Selain itu efek samping pemberian clevidipine yang ditemukan adalah sakit kepala (6,3 %), mual (4,8%), rasa tidak nyaman di dada (3,2%) dan muntah (3,2%). Kesimpulan dari penelitian ini adalah clevidipine mempunyai efikasi yang baik sebagai antihipertensi intravena dengan profil keamanan yang cukup baik untuk terapi hipertensi emergensi.
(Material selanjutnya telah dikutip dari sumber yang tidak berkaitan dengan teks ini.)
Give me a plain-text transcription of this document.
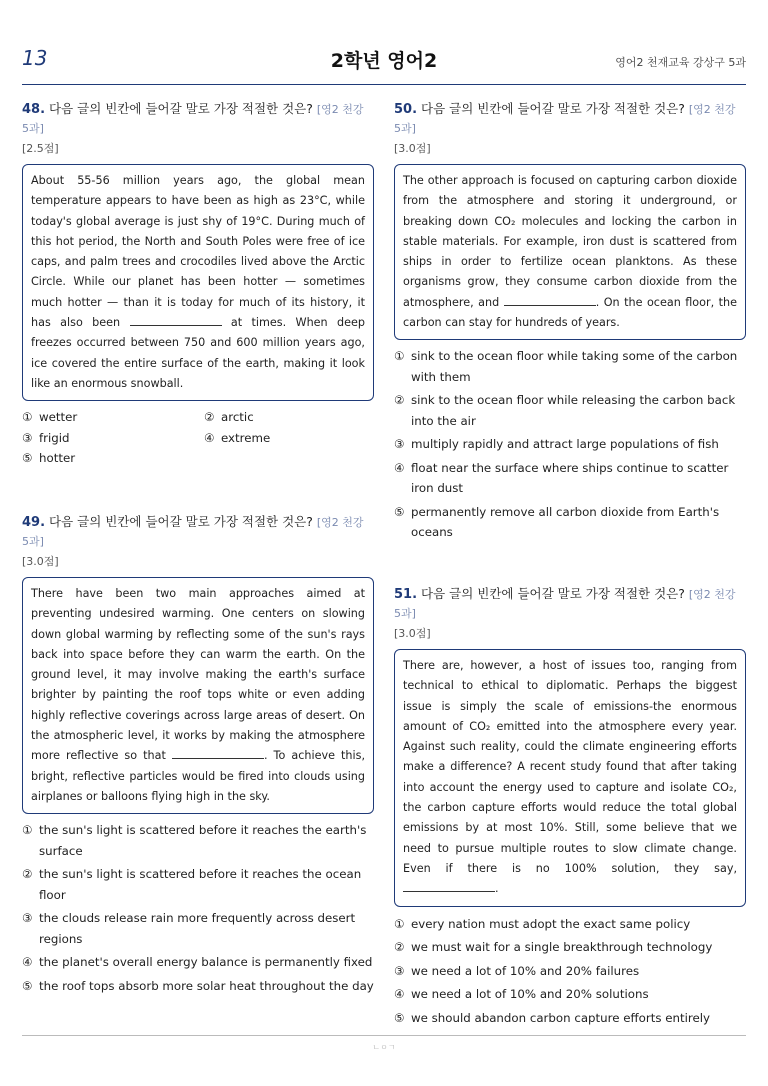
13	2학년 영어2	영어2 천재교육 강상구 5과
48. 다음 글의 빈칸에 들어갈 말로 가장 적절한 것은? [영2 천강 5과]
[2.5점]
About 55-56 million years ago, the global mean temperature appears to have been as high as 23°C, while today's global average is just shy of 19°C. During much of this hot period, the North and South Poles were free of ice caps, and palm trees and crocodiles lived above the Arctic Circle. While our planet has been hotter — sometimes much hotter — than it is today for much of its history, it has also been	at times. When deep freezes occurred between 750 and 600 million years ago, ice covered the entire surface of the earth, making it look like an enormous snowball.
① wetter	② arctic
③ frigid	④ extreme
⑤ hotter
49. 다음 글의 빈칸에 들어갈 말로 가장 적절한 것은? [영2 천강 5과]
[3.0점]
There have been two main approaches aimed at preventing undesired warming. One centers on slowing down global warming by reflecting some of the sun's rays back into space before they can warm the earth. On the ground level, it may involve making the earth's surface brighter by painting the roof tops white or even adding highly reflective coverings across large areas of desert. On the atmospheric level, it works by making the atmosphere more reflective so that	. To achieve this, bright, reflective particles would be fired into clouds using airplanes or balloons flying high in the sky.
① the sun's light is scattered before it reaches the earth's surface
② the sun's light is scattered before it reaches the ocean floor
③ the clouds release rain more frequently across desert regions
④ the planet's overall energy balance is permanently fixed
⑤ the roof tops absorb more solar heat throughout the day
50. 다음 글의 빈칸에 들어갈 말로 가장 적절한 것은? [영2 천강 5과]
[3.0점]
The other approach is focused on capturing carbon dioxide from the atmosphere and storing it underground, or breaking down CO₂ molecules and locking the carbon in stable materials. For example, iron dust is scattered from ships in order to fertilize ocean planktons. As these organisms grow, they consume carbon dioxide from the atmosphere, and	. On the ocean floor, the carbon can stay for hundreds of years.
① sink to the ocean floor while taking some of the carbon with them
② sink to the ocean floor while releasing the carbon back into the air
③ multiply rapidly and attract large populations of fish
④ float near the surface where ships continue to scatter iron dust
⑤ permanently remove all carbon dioxide from Earth's oceans
51. 다음 글의 빈칸에 들어갈 말로 가장 적절한 것은? [영2 천강 5과]
[3.0점]
There are, however, a host of issues too, ranging from technical to ethical to diplomatic. Perhaps the biggest issue is simply the scale of emissions-the enormous amount of CO₂ emitted into the atmosphere every year. Against such reality, could the climate engineering efforts make a difference? A recent study found that after taking into account the energy used to capture and isolate CO₂, the carbon capture efforts would reduce the total global emissions by at most 10%. Still, some believe that we need to pursue multiple routes to slow climate change. Even if there is no 100% solution, they say, .
① every nation must adopt the exact same policy
② we must wait for a single breakthrough technology
③ we need a lot of 10% and 20% failures
④ we need a lot of 10% and 20% solutions
⑤ we should abandon carbon capture efforts entirely
ㄴㅇㄱ
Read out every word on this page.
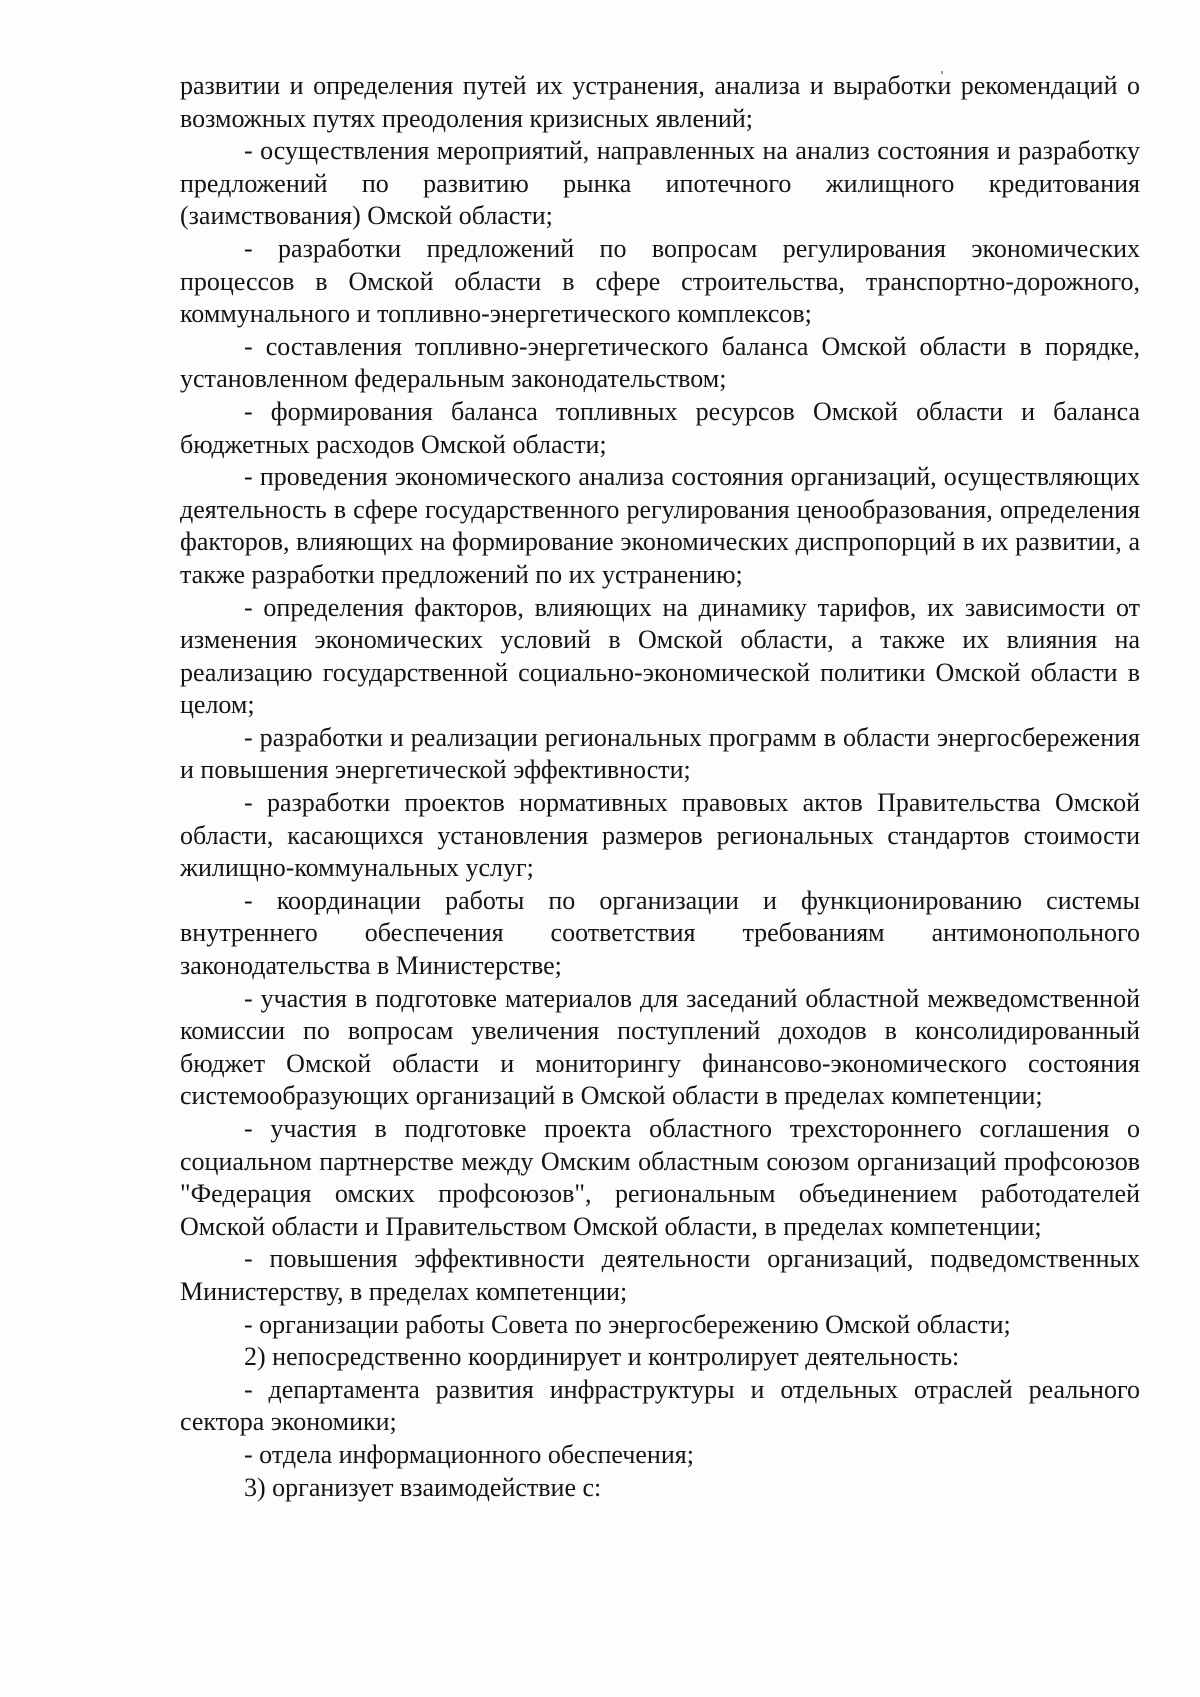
развитии и определения путей их устранения, анализа и выработки рекомендаций о возможных путях преодоления кризисных явлений;

- осуществления мероприятий, направленных на анализ состояния и разработку предложений по развитию рынка ипотечного жилищного кредитования (заимствования) Омской области;

- разработки предложений по вопросам регулирования экономических процессов в Омской области в сфере строительства, транспортно-дорожного, коммунального и топливно-энергетического комплексов;

- составления топливно-энергетического баланса Омской области в порядке, установленном федеральным законодательством;

- формирования баланса топливных ресурсов Омской области и баланса бюджетных расходов Омской области;

- проведения экономического анализа состояния организаций, осуществляющих деятельность в сфере государственного регулирования ценообразования, определения факторов, влияющих на формирование экономических диспропорций в их развитии, а также разработки предложений по их устранению;

- определения факторов, влияющих на динамику тарифов, их зависимости от изменения экономических условий в Омской области, а также их влияния на реализацию государственной социально-экономической политики Омской области в целом;

- разработки и реализации региональных программ в области энергосбережения и повышения энергетической эффективности;

- разработки проектов нормативных правовых актов Правительства Омской области, касающихся установления размеров региональных стандартов стоимости жилищно-коммунальных услуг;

- координации работы по организации и функционированию системы внутреннего обеспечения соответствия требованиям антимонопольного законодательства в Министерстве;

- участия в подготовке материалов для заседаний областной межведомственной комиссии по вопросам увеличения поступлений доходов в консолидированный бюджет Омской области и мониторингу финансово-экономического состояния системообразующих организаций в Омской области в пределах компетенции;

- участия в подготовке проекта областного трехстороннего соглашения о социальном партнерстве между Омским областным союзом организаций профсоюзов "Федерация омских профсоюзов", региональным объединением работодателей Омской области и Правительством Омской области, в пределах компетенции;

- повышения эффективности деятельности организаций, подведомственных Министерству, в пределах компетенции;

- организации работы Совета по энергосбережению Омской области;

2) непосредственно координирует и контролирует деятельность:

- департамента развития инфраструктуры и отдельных отраслей реального сектора экономики;

- отдела информационного обеспечения;

3) организует взаимодействие с:
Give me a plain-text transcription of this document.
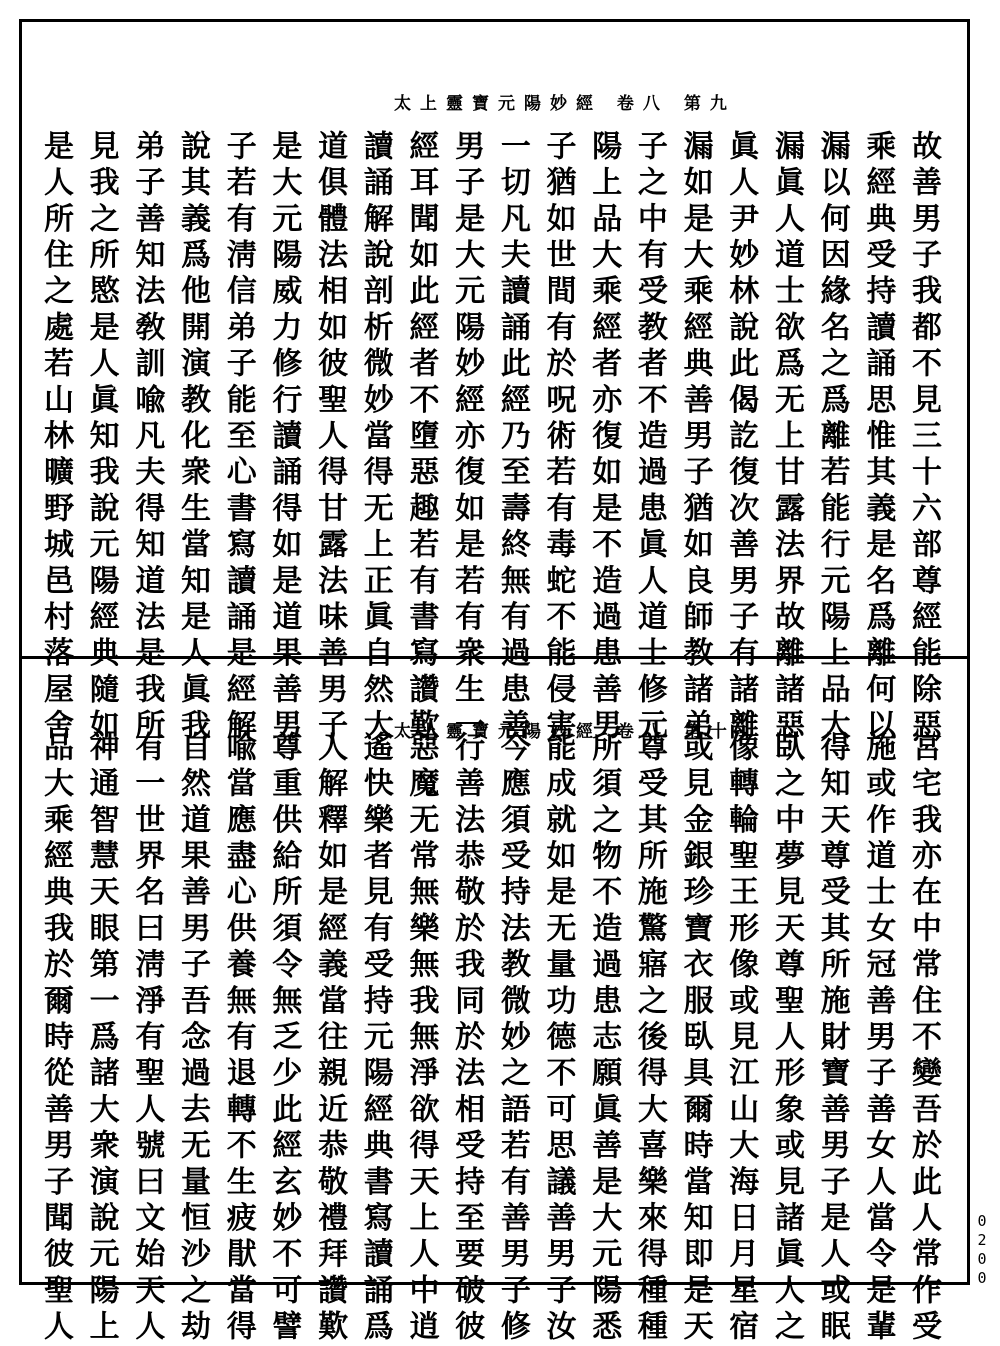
太上靈寶元陽妙經 卷八 第九
故善男子我都不見三十六部尊經能除惡
乘經典受持讀誦思惟其義是名爲離何以
漏以何因緣名之爲離若能行元陽上品大
漏眞人道士欲爲无上甘露法界故離諸惡
眞人尹妙林說此偈訖復次善男子有諸離
漏如是大乘經典善男子猶如良師教諸弟
子之中有受教者不造過患眞人道士修元
陽上品大乘經者亦復如是不造過患善男
子猶如世間有於呪術若有毒蛇不能侵害
一切凡夫讀誦此經乃至壽終無有過患善
男子是大元陽妙經亦復如是若有衆生一
經耳聞如此經者不墮惡趣若有書寫讚歎
讀誦解說剖析微妙當得无上正眞自然大
道俱體法相如彼聖人得甘露法味善男子
是大元陽威力修行讀誦得如是道果善男
子若有淸信弟子能至心書寫讀誦是經解
說其義爲他開演教化衆生當知是人眞我
弟子善知法敎訓喩凡夫得知道法是我所
見我之所愍是人眞知我說元陽經典隨如
是人所住之處若山林曠野城邑村落屋舍	太上靈寶元陽妙經 卷八 第十	宮宅我亦在中常住不變吾於此人常作受
施或作道士女冠善男子善女人當令是輩
得知天尊受其所施財寶善男子是人或眠
臥之中夢見天尊聖人形象或見諸眞人之
像轉輪聖王形像或見江山大海日月星宿
或見金銀珍寶衣服臥具爾時當知即是天
尊受其所施驚寤之後得大喜樂來得種種
所須之物不造過患志願眞善是大元陽悉
能成就如是无量功德不可思議善男子汝
今應須受持法教微妙之語若有善男子修
行善法恭敬於我同於法相受持至要破彼
惡魔无常無樂無我無淨欲得天上人中逍
遙快樂者見有受持元陽經典書寫讀誦爲
人解釋如是經義當往親近恭敬禮拜讚歎
尊重供給所須令無乏少此經玄妙不可譬
喩當應盡心供養無有退轉不生疲猒當得
自然道果善男子吾念過去无量恒沙之劫
有一世界名曰淸淨有聖人號曰文始天人
神通智慧天眼第一爲諸大衆演說元陽上
品大乘經典我於爾時從善男子聞彼聖人	0200
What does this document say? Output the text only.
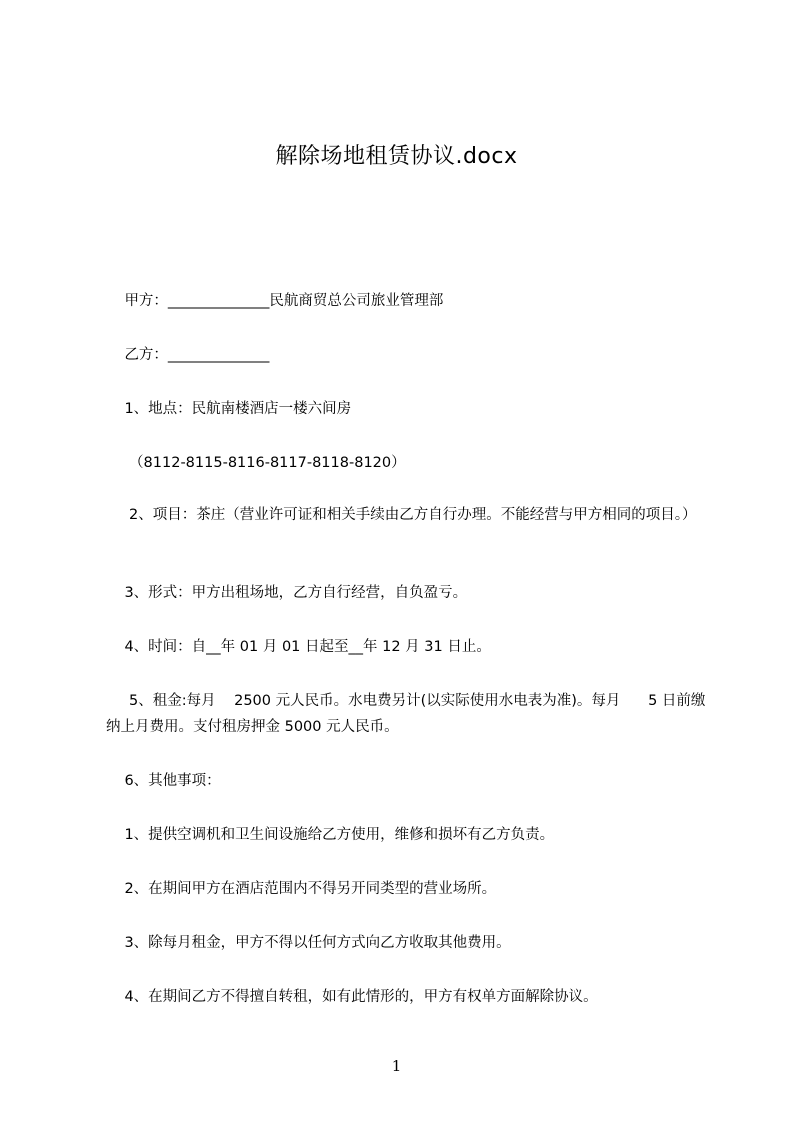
解除场地租赁协议.docx
甲方：______________民航商贸总公司旅业管理部
乙方：______________
1、地点：民航南楼酒店一楼六间房
（8112-8115-8116-8117-8118-8120）
2、项目：茶庄（营业许可证和相关手续由乙方自行办理。不能经营与甲方相同的项目。）
3、形式：甲方出租场地，乙方自行经营，自负盈亏。
4、时间：自__年 01 月 01 日起至__年 12 月 31 日止。
5、租金:每月    2500 元人民币。水电费另计(以实际使用水电表为准)。每月      5 日前缴纳上月费用。支付租房押金 5000 元人民币。
6、其他事项：
1、提供空调机和卫生间设施给乙方使用，维修和损坏有乙方负责。
2、在期间甲方在酒店范围内不得另开同类型的营业场所。
3、除每月租金，甲方不得以任何方式向乙方收取其他费用。
4、在期间乙方不得擅自转租，如有此情形的，甲方有权单方面解除协议。
1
Kesimpulan

- Hipertensi emergensi adalah kondisi dimana terjadi peningkatan tekanan darah yang tidak terkontrol yang berakibat pada kerusakan organ target yang progresif. - Dalam kondisi hipertensi emergensi, tekanan darah harus diturunkan secara agresif dalam hitungan waktu menit sampai jam. - Clevidipine merupakan obat antihipertensi intravena golongan penghambat kanal kalsium dihydropyridine (Calcium channel blocker/CCB) yang bekerja menghambat kanal kalsium tipe L yang lebih dominan di arteriol.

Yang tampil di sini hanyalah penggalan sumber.